As for the arts, they fell into the category of unrealizable fantasy. Writing was out, he’d never played a musical instrument and had no desire to learn, and the only thing he’d ever painted was the side of a house, about fifteen years ago. The very idea of artistic achievement was preposterous, bittersweet though his memories were of his lost ambitions and smothered hopes. He considered doing a research project on some subject that interested him, writing up his findings in his best journeyman prose, and sending them off to some good place like American Heritage. He thought about it for a while, but nothing interested him that much.

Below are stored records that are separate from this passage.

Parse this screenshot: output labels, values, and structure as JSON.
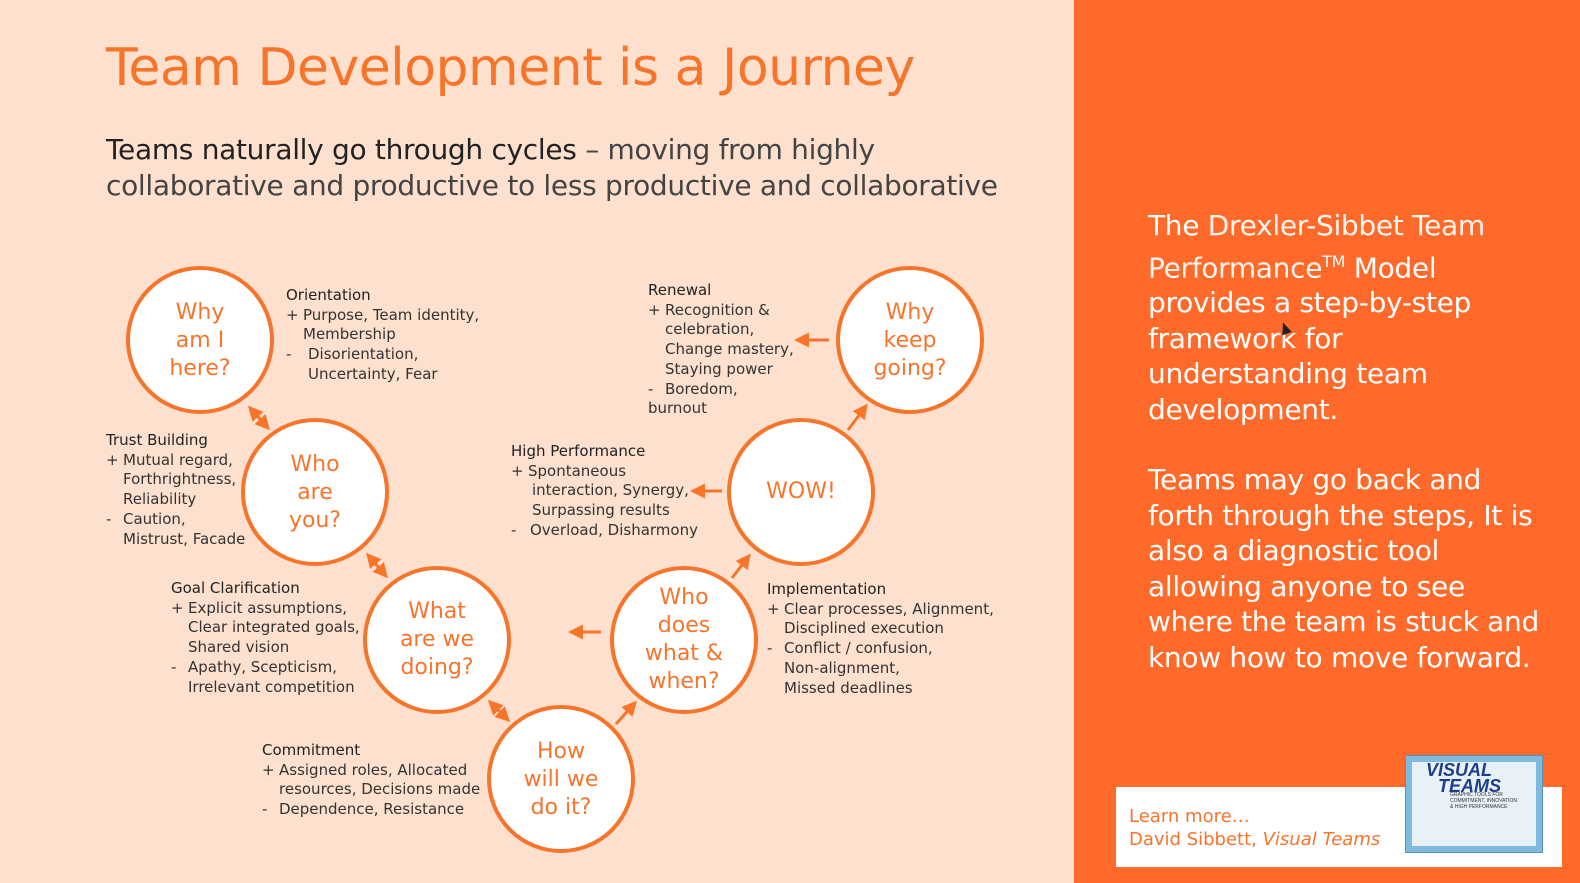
{
  "title": "Team Development is a Journey",
  "subtitle": {
    "lead": "Teams naturally go through cycles",
    "rest": " – moving from highly collaborative and productive to less productive and collaborative"
  },
  "stages": {
    "orientation": {
      "question": [
        "Why",
        "am I",
        "here?"
      ],
      "name": "Orientation",
      "plus": [
        "Purpose, Team identity,",
        "Membership"
      ],
      "minus": [
        "Disorientation,",
        "Uncertainty, Fear"
      ]
    },
    "trust": {
      "question": [
        "Who",
        "are",
        "you?"
      ],
      "name": "Trust Building",
      "plus": [
        "Mutual regard,",
        "Forthrightness,",
        "Reliability"
      ],
      "minus": [
        "Caution,",
        "Mistrust, Facade"
      ]
    },
    "goal": {
      "question": [
        "What",
        "are we",
        "doing?"
      ],
      "name": "Goal Clarification",
      "plus": [
        "Explicit assumptions,",
        "Clear integrated goals,",
        "Shared vision"
      ],
      "minus": [
        "Apathy, Scepticism,",
        "Irrelevant competition"
      ]
    },
    "commitment": {
      "question": [
        "How",
        "will we",
        "do it?"
      ],
      "name": "Commitment",
      "plus": [
        "Assigned roles, Allocated",
        "resources, Decisions made"
      ],
      "minus": [
        "Dependence, Resistance"
      ]
    },
    "implementation": {
      "question": [
        "Who",
        "does",
        "what &",
        "when?"
      ],
      "name": "Implementation",
      "plus": [
        "Clear processes, Alignment,",
        "Disciplined execution"
      ],
      "minus": [
        "Conflict / confusion,",
        "Non-alignment,",
        "Missed deadlines"
      ]
    },
    "high_performance": {
      "question": [
        "WOW!"
      ],
      "name": "High Performance",
      "plus": [
        "Spontaneous",
        "interaction, Synergy,",
        "Surpassing results"
      ],
      "minus": [
        "Overload, Disharmony"
      ]
    },
    "renewal": {
      "question": [
        "Why",
        "keep",
        "going?"
      ],
      "name": "Renewal",
      "plus": [
        "Recognition &",
        "celebration,",
        "Change mastery,",
        "Staying power"
      ],
      "minus": [
        "Boredom,",
        "burnout"
      ]
    }
  },
  "sidebar": {
    "p1_pre": "The ",
    "p1_bold": "Drexler-Sibbet Team Performance",
    "p1_tm": "TM",
    "p1_model": " Model",
    "p1_rest": " provides a step-by-step framework for understanding team development.",
    "p2": "Teams may go back and forth through the steps, It is also a diagnostic tool allowing anyone to see where the team is stuck and know how to move forward."
  },
  "learn_more": {
    "line1": "Learn more…",
    "author": "David Sibbett, ",
    "book": "Visual Teams"
  },
  "book_cover": {
    "title1": "VISUAL",
    "title2": "TEAMS",
    "subtitle": "GRAPHIC TOOLS FOR COMMITMENT, INNOVATION & HIGH PERFORMANCE"
  },
  "colors": {
    "accent": "#f7742b",
    "panel": "#ff6a2b",
    "background": "#fde0cd"
  }
}
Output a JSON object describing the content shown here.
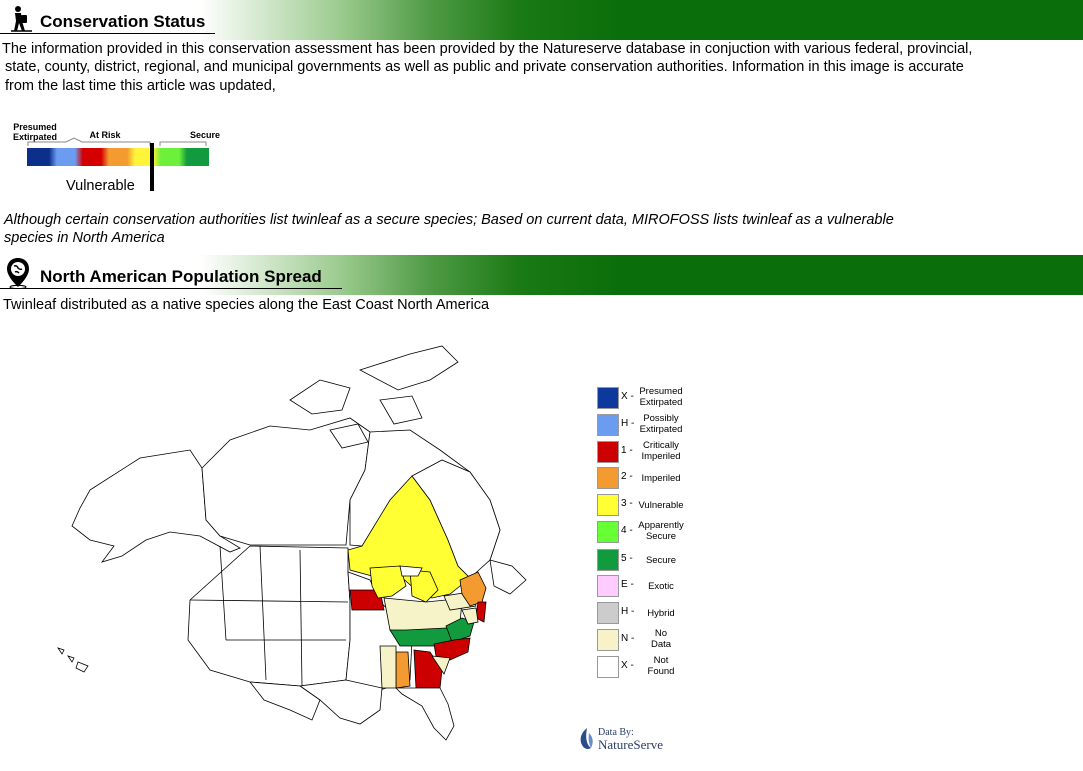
{
  "conservation": {
    "title": "Conservation Status",
    "icon": "hiker-icon",
    "paragraph_lines": [
      "The information provided in this conservation assessment has been provided by the Natureserve database in conjuction with various federal, provincial,",
      "state, county, district, regional, and municipal governments as well as public and private conservation authorities. Information in this image is accurate",
      "from the last time this article was updated,"
    ],
    "scale": {
      "label_presumed_1": "Presumed",
      "label_presumed_2": "Extirpated",
      "label_at_risk": "At Risk",
      "label_secure": "Secure",
      "marker_label": "Vulnerable",
      "colors": [
        "#0b2f8a",
        "#6b9cf0",
        "#d40000",
        "#f39a30",
        "#fff43a",
        "#6cf03a",
        "#119a3e"
      ]
    },
    "note_lines": [
      "Although certain conservation authorities list twinleaf as a secure species; Based on current data, MIROFOSS lists twinleaf as a vulnerable",
      "species in North America"
    ]
  },
  "population": {
    "title": "North American Population Spread",
    "icon": "location-pin-icon",
    "description": "Twinleaf distributed as a native species along the East Coast North America"
  },
  "legend": [
    {
      "code": "X -",
      "line1": "Presumed",
      "line2": "Extirpated",
      "color": "#0b3a9c"
    },
    {
      "code": "H -",
      "line1": "Possibly",
      "line2": "Extirpated",
      "color": "#6b9cf0"
    },
    {
      "code": "1 -",
      "line1": "Critically",
      "line2": "Imperiled",
      "color": "#cc0000"
    },
    {
      "code": "2 -",
      "line1": "Imperiled",
      "line2": "",
      "color": "#f39a30"
    },
    {
      "code": "3 -",
      "line1": "Vulnerable",
      "line2": "",
      "color": "#ffff33"
    },
    {
      "code": "4 -",
      "line1": "Apparently",
      "line2": "Secure",
      "color": "#66ff33"
    },
    {
      "code": "5 -",
      "line1": "Secure",
      "line2": "",
      "color": "#119a3e"
    },
    {
      "code": "E -",
      "line1": "Exotic",
      "line2": "",
      "color": "#ffccff"
    },
    {
      "code": "H -",
      "line1": "Hybrid",
      "line2": "",
      "color": "#cccccc"
    },
    {
      "code": "N -",
      "line1": "No",
      "line2": "Data",
      "color": "#f7f3c9"
    },
    {
      "code": "X -",
      "line1": "Not",
      "line2": "Found",
      "color": "#ffffff"
    }
  ],
  "credit": {
    "line1": "Data By:",
    "line2": "NatureServe"
  }
}
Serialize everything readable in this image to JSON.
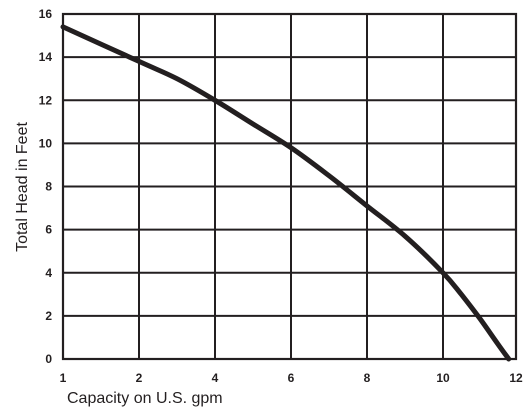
{
  "chart_data": {
    "type": "line",
    "xlabel": "Capacity on U.S. gpm",
    "ylabel": "Total Head in Feet",
    "xlim": [
      1,
      12
    ],
    "ylim": [
      0,
      16
    ],
    "x_ticks": [
      1,
      2,
      4,
      6,
      8,
      10,
      12
    ],
    "x_tick_labels": [
      "1",
      "2",
      "4",
      "6",
      "8",
      "10",
      "12"
    ],
    "y_ticks": [
      0,
      2,
      4,
      6,
      8,
      10,
      12,
      14,
      16
    ],
    "y_tick_labels": [
      "0",
      "2",
      "4",
      "6",
      "8",
      "10",
      "12",
      "14",
      "16"
    ],
    "grid": true,
    "legend": "none",
    "line_color": "#231f20",
    "series": [
      {
        "x": [
          1,
          2,
          3,
          4,
          5,
          6,
          7,
          8,
          9,
          10,
          10.5,
          11,
          11.5,
          11.8
        ],
        "y": [
          15.4,
          13.8,
          13.0,
          12.0,
          10.9,
          9.8,
          8.5,
          7.1,
          5.7,
          4.0,
          3.0,
          1.9,
          0.7,
          0
        ]
      }
    ]
  }
}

His whole problem, he finally decided, was simple lack of scope. His life had no scope whatever; rooms and hallways and subway cars were his portion, with an occasional street thrown in. He went in the direction he was pushed, and stood where he was told. Should catastrophe strike in his vicinity, he would participate in it in some passive way, perhaps by adding himself to the roll of the slain, perhaps as a dazed survivor, perhaps as a stunned bystander, depending on his distance from ground zero. If no catastrophe struck, he would continue on his way. When newscasters talked about pedestrians, they were talking about Lowell; on the rare occasions that he drove, he was a motorist; at least twice a day he was a subway rider; the night the power failed, he was a trapped subway rider; when one of his acquaintances sickened, he became a well-wisher; in any given situation he occupied the dead center of his role and seldom spoke to anyone. He might just as well have gone to Nevada and died of ignorance and exposure for all the good he’d been to anyone since, except as a kind of statistical entity. The whole thing was pretty depressing.